The WSJ editorial page revisits an argument for privatizing Social Security accounts the paper has hit before–that doing so would give blacks and married working women a much better return on their contributions than these groups now enjoy. Blacks are disadvantaged because of their comparatively short life expectancies, married women workers because Social Security payouts are presently based solely on a household’s higher earner’s contributions. The latter point is also made in a NYT op-ed.

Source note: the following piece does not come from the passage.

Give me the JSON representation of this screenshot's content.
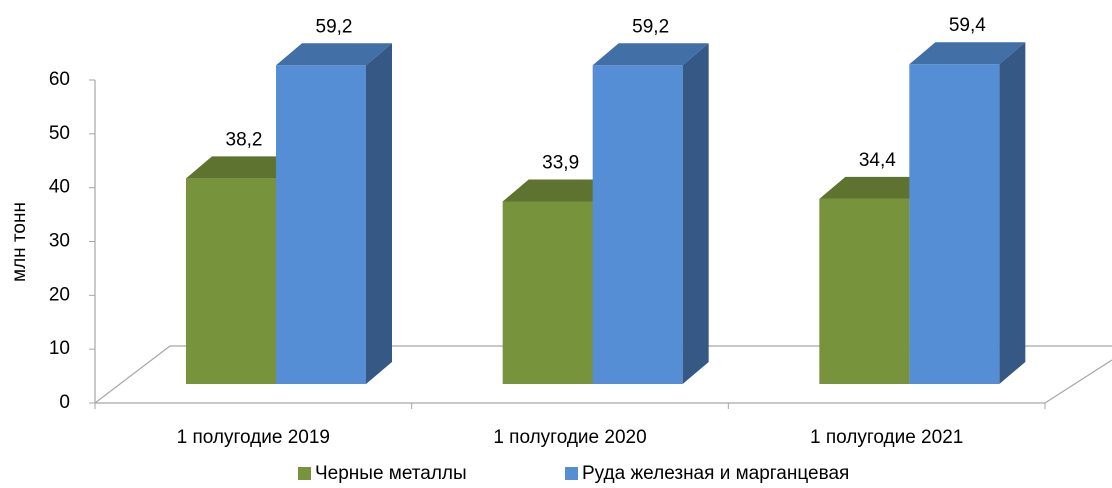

A top-of-the-page op-ed piece in yesterday’s LAT responds to the recent decision by the Department of Justice not to prosecute Mark Fuhrman for any crimes he committed while with the LAPD by calling for the public disclosure of all of Fuhrman’s police records. “The documents in his file,” explains the writer, “may spur a debate relating to how an officer can have a file containing numerous complaints of misconduct against minorities and still be promoted through the ranks.” The proposal comes from a man with a proven penchant for spurring debates–O.J. Simpson. “Today’s Papers” says, fair enough, O.J., provided you disclose the private information from your files that you have thus far suppressed. You know, like your lie detector test results.